Wednesday, January 10, 2024

PRESS UPDATE : WALL STREET JOURNAL .. JANUARY 9TH 2024 ..

 


Hollywood ‘Bad Girl’ Joan Collins Began as a Good Girl in London

The actress and memoirist on her mother’s influence and her bond with her late sister, novelist Jackie Collins

                                                                By Marc Myers

Joan Collins is an award-winning English actress best known for her roles in TV’s “Dynasty” and “The Royals” as well as in the films “The Opposite Sex,” “The Bitch” and “The Time of Their Lives.” Her latest book is “Behind the Shoulder Pads: Tales I Tell My Friends” (Permuted). She spoke with Marc Myers. 

My parents were very protective. As soon as World War II began in 1939, they whisked Jackie, my baby sister, and me off to Bognor Regis, a town on the southern coast of England. Months later, we returned to our London flat, when my parents thought everything was safe. Then came the Blitz.


On the first night of bombings, our nanny woke me. I grabbed my Shirley Temple doll and my teddy bear, and we all descended the nearby Tube station to the platforms far below. 

Bunks had been built for us, and the atmosphere was jolly. People played harmonicas and everyone sang. After, I was evacuated from London 12 times and placed in different homes. School was tough. As a new girl, I was bullied.

                                    Collins with her father, Joe, in Brighton, England, in the 1930s

Our London flat was in an older, eight-story Victorian mansion block. One morning, after emerging from the Tube following a bombing, we saw that our flat had been destroyed. All our possessions were gone, including my Shirley Temple doll.

My father, Joe, was a theatrical agent. He was quite strict but very funny when he wanted to be. He was the boss at home, and what he said went. He never abused us in any way, but when he shouted, we were scared.

My mother, Elsa, was old-school. She cared only about her family and her home, and she protected us all. She had been a dancer before I was born, and my father’s mother had been a stage dancer. She encouraged my interest in performing.
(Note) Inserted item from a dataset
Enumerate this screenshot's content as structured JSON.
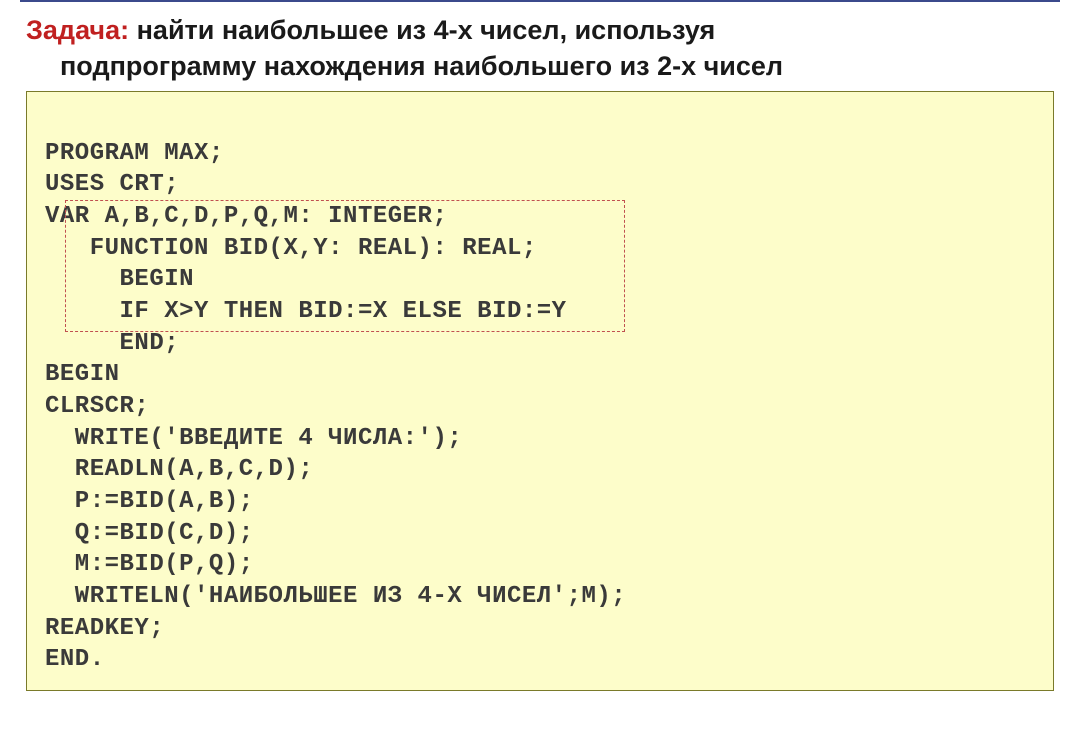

Even as teenagers, we weren’t allowed to see films with violence or anything that might upset us or be a bad influence. We saw only musicals. They were enough to activate our imaginations. 

Jackie and I were ambitious. I wanted to be a serious stage actress. I was star struck and kept a big scrapbook of film stars’ photos. They were all so beautiful, elegant, funny and talented. Jackie started writing fiction at about age 10 and announced she was going to be a novelist. 

I first performed in an after-school dance program when I was about 3 and was in a play called “Why the Fairies Cried.” I received my first good review in a local paper: “Joan Collins makes a very believable fairy.”

Collins with her younger sister, future novelist Jackie Collins

After leaving school at 15, I attended the Royal Academy of Dramatic Art. I also began modeling in women’s magazines and was discovered by a talent agent, who got me small roles in a few films. Those caught the eye of J. Arthur Rank, the head of the Rank Organization, Britain’s largest film studio.

In 1951, they asked me to do a series of screen tests for “I Believe in You,” an upcoming film. I played hooky from RADA, but Kenneth Barnes, the head of the school, found out. 

After I was cast, I asked for two or three months off to do the film. He said, “You can either be a stage actress or a film actress. Either you finish your theater studies over the next 18 months or you have to leave.” So at 17, I left to become a film actress.

When I was 20, my Rank contract was sold to 20th Century Fox for seven years. When I arrived in Hollywood, I didn’t know a soul. The studio put me into a hotel and rented me a little Ford. They told me what to wear, where to go, where to eat and whom to date.

Collins at her Beverly Hills, L.A., home in 1995. PHOTO: EDDIE SANDERSON

The mid-’50s in Los Angeles was fantastic. Everything seemed to be in vivid color compared with Britain, which was often gray and dreary. A turning point for me in terms of visibility was starring in “The Girl in the Red Velvet Swing” in 1955, with Ray Milland and Farley Granger. 

As for “Dynasty,” I was born to play Alexis Carrington Colby. Being cast for the series’ second season, in 1981, was a life-changing role. I starred for 10 years. Nolan Miller designed my wardrobe, and we studied every outfit worn by Princess Diana in the fashion magazines. Then he copied them for my character, shoulder pads and all. 

Today, my husband, Percy, and I divide our time between homes in London, L.A. and Provence, France. 

In London, we have a cozy apartment in a modernized 18th-century building. I’m in the sitting room now, and the fire is on. Our place in France is very outdoorsy and very Provençal. In L.A., we’re in a modern three-bedroom apartment with a pool. 

Jackie’s passing in 2015 was painful. We were so close. I have all the letters she wrote me while I was in Hollywood and she was in London. The letters are in her lovely handwriting, on pale blue air-mail paper. Her three daughters have my letters to Jackie. 

I still remember Jackie crying after her toys were lost during the Blitz and doing my best to comfort her. We were always best friends.